Tuesday, March 17, 2009

Too bad I'm not available....

No responses yet-- so check it out:

Photo:
I'm not including a photo. I'm sure this will cost me some points, but I hope I can make them up elsewhere on the form. It's sort of a bold move, don't you think? Kinda makes a statement about the impermanence of the flesh and the temporary nature of our physical existence. Besides, I never seem to show up in photos... or in mirrors. Hmm.

Age: 34-ish. (When we finally tracked down my mom, she couldn't remember the exact year she left me at the YMCA)

Disposition: Intensely laid back, which sometimes manifests in a fiery, uncompromising Savonarola-like fury. But hey, whatever.

Ideal Mate: Someone just like me, except sorta foreign-looking.

Hobbies: Long walks in the forest with my trusty band of society's offscouring, robbing from the rich to give to the poor.
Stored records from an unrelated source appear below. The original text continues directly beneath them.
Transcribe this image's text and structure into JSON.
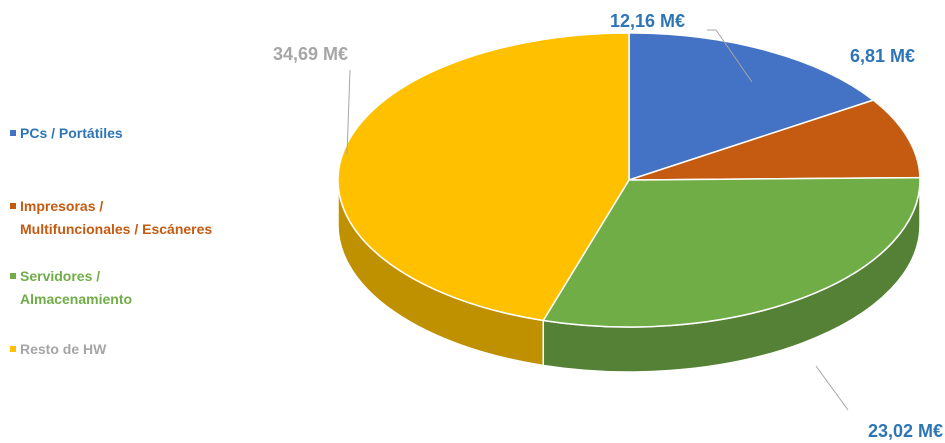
{
  "chart_data": {
    "type": "pie3d",
    "series": [
      {
        "name": "PCs / Portátiles",
        "color": "#4472c4",
        "label_color": "#2e75b6",
        "values": [
          12.16
        ],
        "value_labels": [
          "12,16 M€"
        ]
      },
      {
        "name": "Impresoras /\nMultifuncionales / Escáneres",
        "color": "#c55a11",
        "label_color": "#2e75b6",
        "values": [
          6.81
        ],
        "value_labels": [
          "6,81 M€"
        ]
      },
      {
        "name": "Servidores /\nAlmacenamiento",
        "color": "#70ad47",
        "label_color": "#2e75b6",
        "values": [
          23.02
        ],
        "value_labels": [
          "23,02 M€"
        ]
      },
      {
        "name": "Resto de HW",
        "color": "#ffc000",
        "label_color": "#a6a6a6",
        "values": [
          34.69
        ],
        "value_labels": [
          "34,69 M€"
        ]
      }
    ],
    "legend_text_colors": [
      "#2e75b6",
      "#c55a11",
      "#70ad47",
      "#a6a6a6"
    ],
    "legend": "left"
  }
}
I can take apart and reassemble a zither in under 8 minutes. I also collect stamps. And I'm a member of the Pheidippides Heritage Society, whose members run marathons hoping to die at the finish line.

Religion: Episcopalian. Wait-- scratch that. High Church Episcopal. But actually there's a strong vein of Calvinism that I picked up during my summer missions project with the farming family in Iowa. In fact, intertwined with the Calvinism (which is coming back-- see Time Magazine's March issue) is an equally intense dedication to social justice. But, hey, certainly not Liberation Theology. Ha, of course, if that were true I wouldn't tell YOU! Anyway, see the attached pdf with my thesis-length theological musings, or read my latest blog posting at www.skippy'sjesus.com. (Do not feel pressured to visit my online store for t-shirts or coffee mugs)
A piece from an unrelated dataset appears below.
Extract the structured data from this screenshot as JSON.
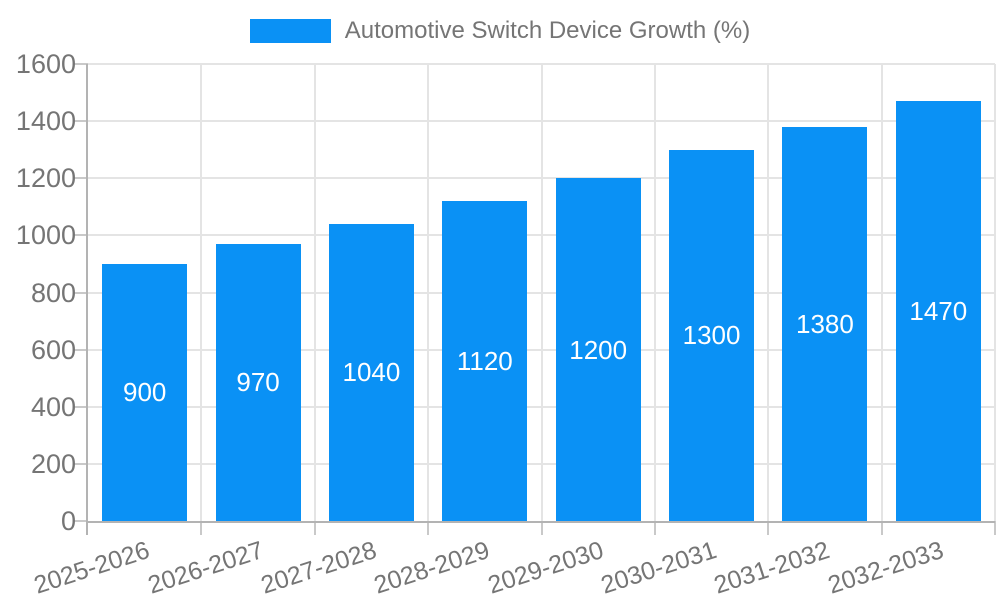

Education: Four years at University of Texas at Elm Mott. (One semester as cheerleader for the Fightin' Fire Ants! Yay!) Still working on my last remedial basketweaving course-- after that they'll send me my diploma, I think.

Employment: Poet-in-residence at our local public library. This is currently not a paid position, but there are a lot of perks. Access to the bathroom is a big perk. And the research information librarian will answer most any question I have. Really, it's a pretty sweet deal. The intern pays me 5 cents a book to help him reshelve while he curls up in the corner for some Second Life on his iPod Touch. That keeps me in Mountain Dew.

Turn Ons: Naked women usually do the trick, although as I get older, I sometimes need to slam down an extra Mountain Dew.